A Necessary Disconnect

I’m trying to work on disconnecting from my phone, specifically video games and social media. It’s not that I think either of these things are inherently bad, just that they seem to trigger an addictive response in my brain and I’ve learned that the more I engage with things that reward this response, the less in tune I become with myself. Not to mention my stiff traps and thumb pain, both of which are indicative of way too much time spent hunched over a tiny screen.

I’ve had a Facebook and Instagram checking problem ever since I got an iPhone, but around the same time that I was verging on a breakdown last year I also became obsessed with a ‘harmless’ little game called Restaurant Story 2. This is one of thousands of time management games you can get from the App store – I just liked this one best because it had to do with food. Go figure.

These games are all exactly the same. They force you to wait for longer and longer amounts of time to achieve ‘goals’, relying on natural human impatience to make you say screw this and spend real money to buy digital gems. These can be spent on speeding up your sandwich making capabilities or purchasing a deluxe virtual oven. Everyone has heard horror stories of parents whose credit cards were charged with hundreds of dollars worth of digital Smurf Berries when they had foolishly handed over poorly secured phones to children.

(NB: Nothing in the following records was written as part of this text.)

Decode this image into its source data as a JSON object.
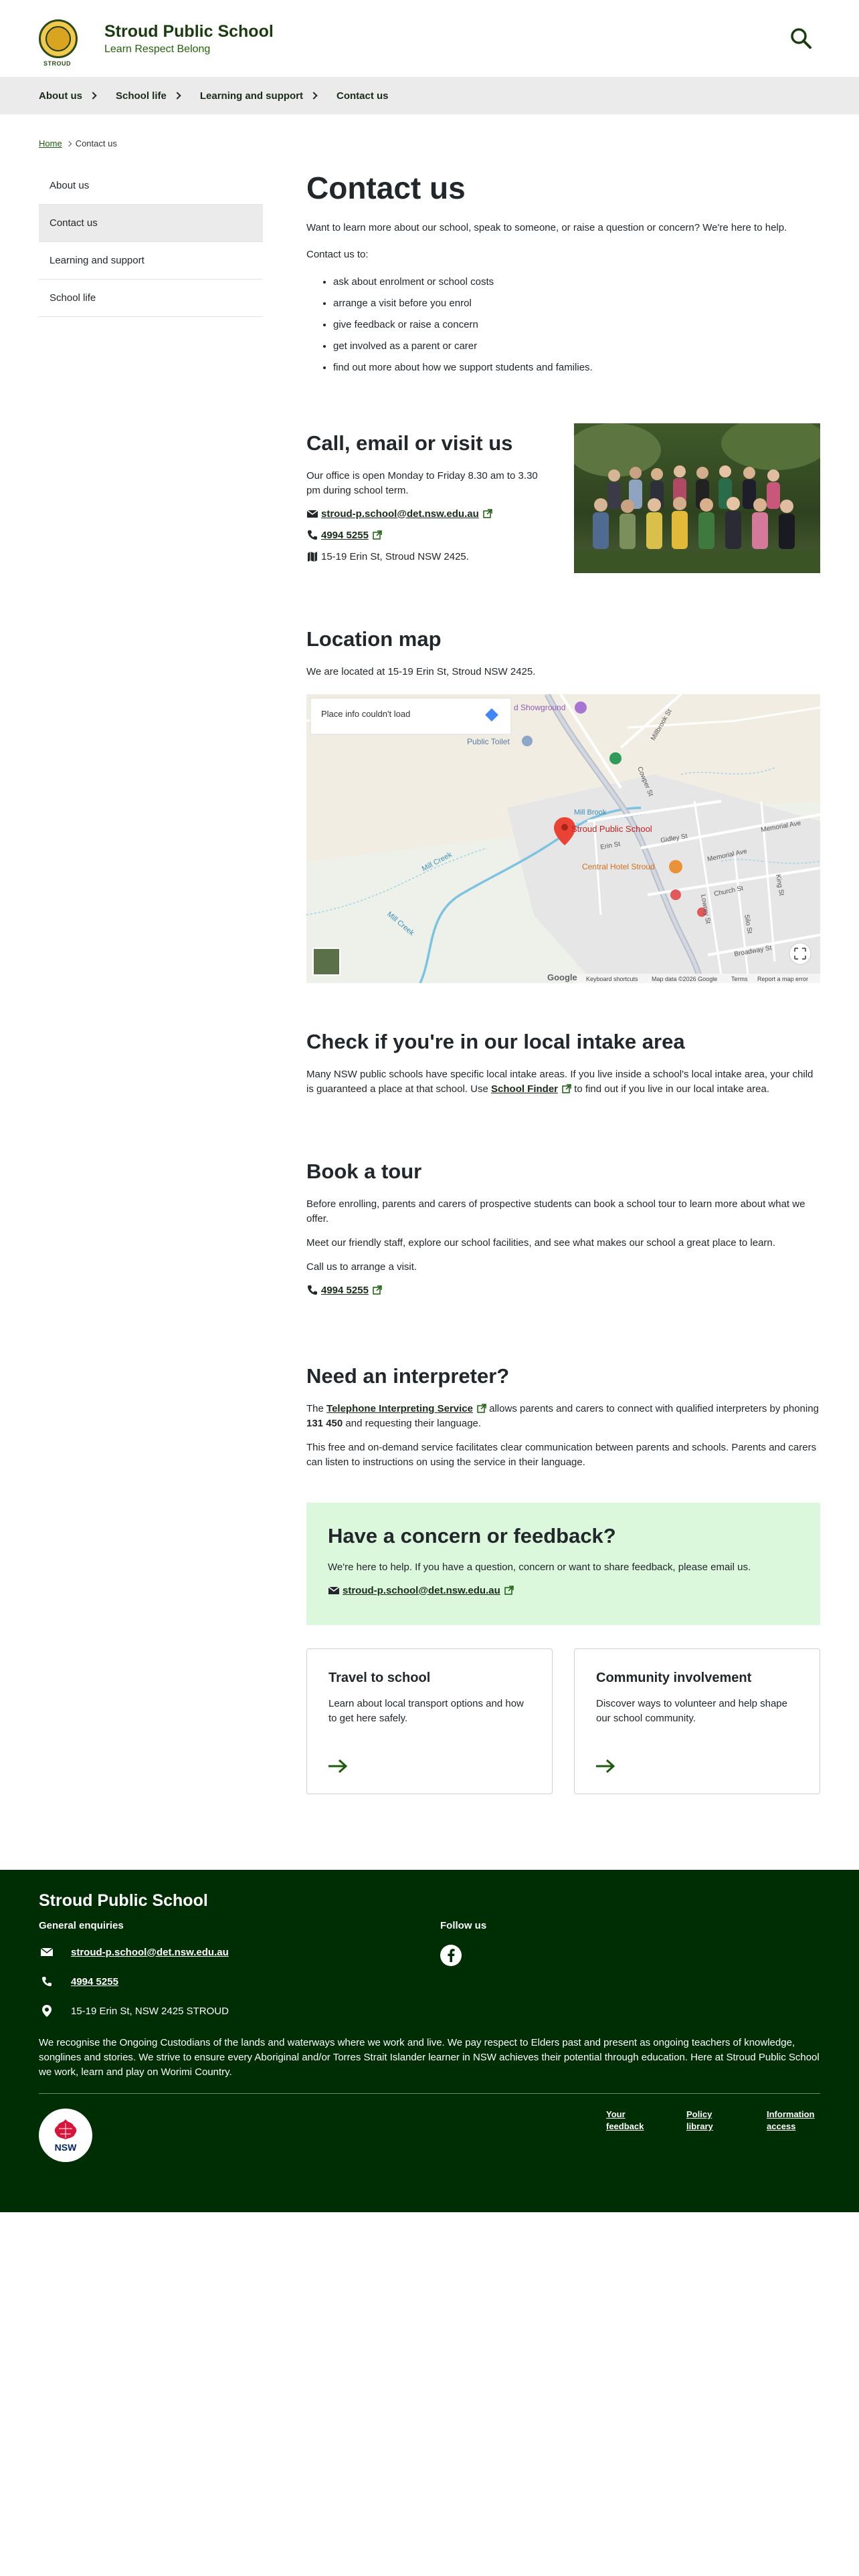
{
  "header": {
    "logo_text": "STROUD",
    "school_name": "Stroud Public School",
    "tagline": "Learn Respect Belong"
  },
  "nav": {
    "items": [
      {
        "label": "About us"
      },
      {
        "label": "School life"
      },
      {
        "label": "Learning and support"
      },
      {
        "label": "Contact us"
      }
    ]
  },
  "breadcrumb": {
    "home": "Home",
    "current": "Contact us"
  },
  "sidebar": {
    "items": [
      {
        "label": "About us"
      },
      {
        "label": "Contact us"
      },
      {
        "label": "Learning and support"
      },
      {
        "label": "School life"
      }
    ]
  },
  "intro": {
    "title": "Contact us",
    "lead": "Want to learn more about our school, speak to someone, or raise a question or concern? We're here to help.",
    "contact_to": "Contact us to:",
    "bullets": [
      "ask about enrolment or school costs",
      "arrange a visit before you enrol",
      "give feedback or raise a concern",
      "get involved as a parent or carer",
      "find out more about how we support students and families."
    ]
  },
  "call": {
    "title": "Call, email or visit us",
    "hours": "Our office is open Monday to Friday 8.30 am to 3.30 pm during school term.",
    "email": "stroud-p.school@det.nsw.edu.au",
    "phone": "4994 5255",
    "address": "15-19 Erin St, Stroud NSW 2425."
  },
  "map": {
    "title": "Location map",
    "desc": "We are located at 15-19 Erin St, Stroud NSW 2425.",
    "info_box": "Place info couldn't load",
    "pin_label": "Stroud Public School",
    "labels": {
      "showground": "d Showground",
      "toilet": "Public Toilet",
      "hotel": "Central Hotel Stroud",
      "mill_brook": "Mill Brook",
      "mill_creek_1": "Mill Creek",
      "mill_creek_2": "Mill Creek",
      "erin": "Erin St",
      "gidley": "Gidley St",
      "memorial": "Memorial Ave",
      "memorial2": "Memorial Ave",
      "church": "Church St",
      "broadway": "Broadway St",
      "cowper": "Cowper St",
      "king": "King St",
      "silo": "Silo St",
      "millbrook_st": "Millbrook St",
      "lowrey": "Lowrey St"
    },
    "footer": {
      "google": "Google",
      "shortcuts": "Keyboard shortcuts",
      "data": "Map data ©2026 Google",
      "terms": "Terms",
      "report": "Report a map error"
    }
  },
  "intake": {
    "title": "Check if you're in our local intake area",
    "text_before": "Many NSW public schools have specific local intake areas. If you live inside a school's local intake area, your child is guaranteed a place at that school. Use ",
    "link": "School Finder",
    "text_after": " to find out if you live in our local intake area."
  },
  "tour": {
    "title": "Book a tour",
    "p1": "Before enrolling, parents and carers of prospective students can book a school tour to learn more about what we offer.",
    "p2": "Meet our friendly staff, explore our school facilities, and see what makes our school a great place to learn.",
    "p3": "Call us to arrange a visit.",
    "phone": "4994 5255"
  },
  "interpreter": {
    "title": "Need an interpreter?",
    "text_the": "The ",
    "link": "Telephone Interpreting Service",
    "text_mid": " allows parents and carers to connect with qualified interpreters by phoning ",
    "number": "131 450",
    "text_end": " and requesting their language.",
    "p2": "This free and on-demand service facilitates clear communication between parents and schools. Parents and carers can listen to instructions on using the service in their language."
  },
  "concern": {
    "title": "Have a concern or feedback?",
    "text": "We're here to help. If you have a question, concern or want to share feedback, please email us.",
    "email": "stroud-p.school@det.nsw.edu.au"
  },
  "cards": [
    {
      "title": "Travel to school",
      "text": "Learn about local transport options and how to get here safely."
    },
    {
      "title": "Community involvement",
      "text": "Discover ways to volunteer and help shape our school community."
    }
  ],
  "footer": {
    "title": "Stroud Public School",
    "general": "General enquiries",
    "email": "stroud-p.school@det.nsw.edu.au",
    "phone": "4994 5255",
    "address": "15-19 Erin St, NSW 2425 STROUD",
    "follow": "Follow us",
    "ack": "We recognise the Ongoing Custodians of the lands and waterways where we work and live. We pay respect to Elders past and present as ongoing teachers of knowledge, songlines and stories. We strive to ensure every Aboriginal and/or Torres Strait Islander learner in NSW achieves their potential through education. Here at Stroud Public School we work, learn and play on Worimi Country.",
    "nsw_logo": "NSW",
    "links": [
      "Your feedback",
      "Policy library",
      "Information access"
    ]
  },
  "colors": {
    "brand_green": "#002e04",
    "link_green": "#1a5c0b",
    "concern_bg": "#dbf7dc",
    "nav_bg": "#ebebeb"
  }
}
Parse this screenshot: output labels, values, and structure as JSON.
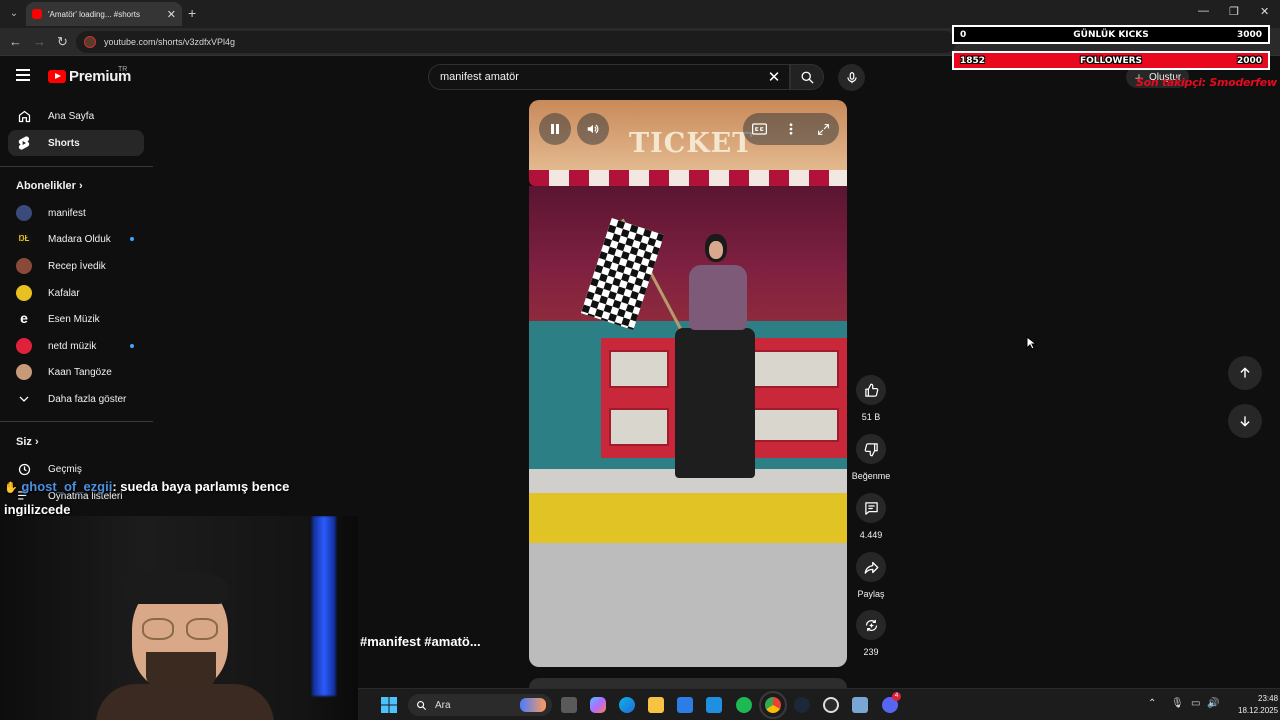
{
  "browser": {
    "tab_title": "'Amatör' loading... #shorts",
    "tab_close": "✕",
    "url": "youtube.com/shorts/v3zdfxVPl4g"
  },
  "header": {
    "logo_text": "Premium",
    "country_code": "TR",
    "search_value": "manifest amatör",
    "create_label": "Oluştur"
  },
  "sidebar": {
    "main": [
      {
        "label": "Ana Sayfa",
        "icon": "home-icon"
      },
      {
        "label": "Shorts",
        "icon": "shorts-icon"
      }
    ],
    "subscriptions_title": "Abonelikler",
    "subscriptions": [
      {
        "label": "manifest",
        "color": "#3a4a7a",
        "new": false
      },
      {
        "label": "Madara Olduk",
        "color": "#111111",
        "new": true
      },
      {
        "label": "Recep İvedik",
        "color": "#8a4a3a",
        "new": false
      },
      {
        "label": "Kafalar",
        "color": "#e8c020",
        "new": false
      },
      {
        "label": "Esen Müzik",
        "color": "#0f0f0f",
        "new": false
      },
      {
        "label": "netd müzik",
        "color": "#e0213a",
        "new": true
      },
      {
        "label": "Kaan Tangöze",
        "color": "#c89a7a",
        "new": false
      }
    ],
    "show_more_label": "Daha fazla göster",
    "you_title": "Siz",
    "you_items": [
      {
        "label": "Geçmiş"
      },
      {
        "label": "Oynatma listeleri"
      }
    ]
  },
  "video": {
    "sign_text": "TICKET",
    "hashtags": "#manifest #amatö..."
  },
  "actions": {
    "like_count": "51 B",
    "dislike_label": "Beğenme",
    "comment_count": "4.449",
    "share_label": "Paylaş",
    "remix_count": "239"
  },
  "overlay": {
    "kicks_left": "0",
    "kicks_label": "GÜNLÜK KICKS",
    "kicks_goal": "3000",
    "followers_left": "1852",
    "followers_label": "FOLLOWERS",
    "followers_goal": "2000",
    "last_follower": "Son takipçi: Smoderfew",
    "chat_user": "ghost_of_ezgii",
    "chat_text": ": sueda baya parlamış bence ingilizcede"
  },
  "taskbar": {
    "search_label": "Ara",
    "time": "23:48",
    "date": "18.12.2025",
    "discord_badge": "4"
  },
  "colors": {
    "yt_red": "#ff0000",
    "accent_blue": "#3ea6ff",
    "kick_red": "#e8091e"
  }
}
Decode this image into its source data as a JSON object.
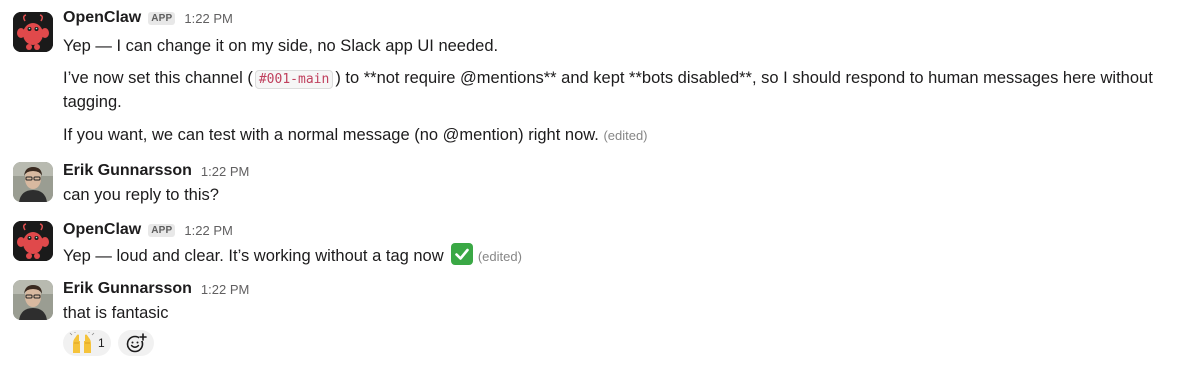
{
  "messages": [
    {
      "name": "OpenClaw",
      "badge": "APP",
      "time": "1:22 PM",
      "lines": [
        "Yep — I can change it on my side, no Slack app UI needed.",
        {
          "pre": "I’ve now set this channel (",
          "code": "#001-main",
          "post": ") to **not require @mentions** and kept **bots disabled**, so I should respond to human messages here without tagging."
        },
        "If you want, we can test with a normal message (no @mention) right now."
      ],
      "edited": "(edited)"
    },
    {
      "name": "Erik Gunnarsson",
      "time": "1:22 PM",
      "text": "can you reply to this?"
    },
    {
      "name": "OpenClaw",
      "badge": "APP",
      "time": "1:22 PM",
      "text": "Yep — loud and clear. It’s working without a tag now",
      "emoji": "white-check-mark",
      "edited": "(edited)"
    },
    {
      "name": "Erik Gunnarsson",
      "time": "1:22 PM",
      "text": "that is fantasic",
      "reaction": {
        "emoji": "raised-hands",
        "count": "1"
      },
      "add_reaction_icon": "add-reaction-icon"
    }
  ]
}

Over Christmas my sister in law told me that her mother had spent over $1000 progressing levels on Candy Crush last year. While I rolled my eyes at the story, deep inside I was wondering if my own virtual restaurant might be as prone to causing bankruptcy as a real restaurant might. Two nights earlier I had broken my self imposed rule of no real money and casually used my thumb print to approve the purchase of 300 gems for $6.99. I justified this purchase by the fact that the gems were ‘on sale’. Then I had expanded my restaurant and purchased a stove which took days to cook anything, unless of course you fed it more gems.

As a health care worker, many of the people I work with have gambling addictions. The majority of them are addicted to pokies (slot machines for non-Australians) which are ubiquitous in the pubs and clubs of Sydney. And it’s no wonder. These machines are designed to be addictive (see the movie Ka-Ching if you want to find out how intelligent the design really is). It took another purchase of digital gems (this time for the RRP of $12.99) and paying off the subsequent charge on my credit card to tune in to the fact that these time management games run on similar mechanisms as pokies. In fact, they are virtually the same thing, only with absolutely zero chance of a jackpot (pokies have almost the same statistic). I could quite honestly feel my brain rewiring the more I played. I had started to check the game compulsively. On the bus, waiting in line, watching tv, trying to have a conversation with my husband. “Just a second babe, I need to see if my French dips are ready to be delivered to the cruise ship.”

The final straw came when I had spent seven days trying to cook recipes for the aforementioned cruise. Completing the exercise without forking out real money requires a level of checking that verges on insane. Several times I got up in the middle of the night to pee and ended up staring into the blue light of my phone, frantically trying to accrue the ingredients to make potato soup. The reward for all of these hours? A digital puppy trainer – an obvious essential for any successful restaurant. On the final day I ended up going to meet a friend for lunch. While I had dutifully made BLTs on the whole hour’s long bus ride to see her, lunch ran longer than expected, and then we went for a long walk and she gave me a ride halfway home. All of this was very nice, but it had cut crucial hours out of my production schedule. That night as I sat in the dark desperately trying to load onions onto the boat, the cruise ship departed, taking my digital puppy trainer with it. I looked in disbelief as the timer ran to zero. I felt a sense of defeat and emptiness. I turned off my phone and went to bed. When I got up to pee, I did so in the dark. There was nothing left to check.

So it was that my failure was also my emancipation. Having invested so much time into the challenge without success gave me the chance to reflect for a while. It seemed like such a trivial little pastime, playing this game, yet it had eaten up a lot of real time and money that could have been spent, if not productively, then at least on something that gave me actual satisfaction or happiness. These games are not simply entertainment, but a method of dulling and stupefying people (mostly children) into mindlessly throwing away money. Like pokies with training wheels! I thought to myself, feeling oh so smug as I took hold of this moment of clarity to erase all of the games on my phone. Then since I was on there, I checked Facebook and Instagram.

One step at a time.

One Comment Add yours

  1. This is a pretty good read. I remember obsessing over Fallout Shelter when it was first released. I had to keep all my residents happy, fed. Had to make sure we had enough energy, food, water and that everything was running efficiently. I compulsively started to check my phone every chance I had to see the status of my base. I had stockpiled weapons and units and felt confident I was making process. I even made in-app purchases to build my shelter up even more.

    Then Deathclaws came and slaughtered nearly everyone. I had to break down rooms in order to salvage what little I had left. I was basically back to the beginning. I haven’t played it since then. Like you, failure was also my emancipation.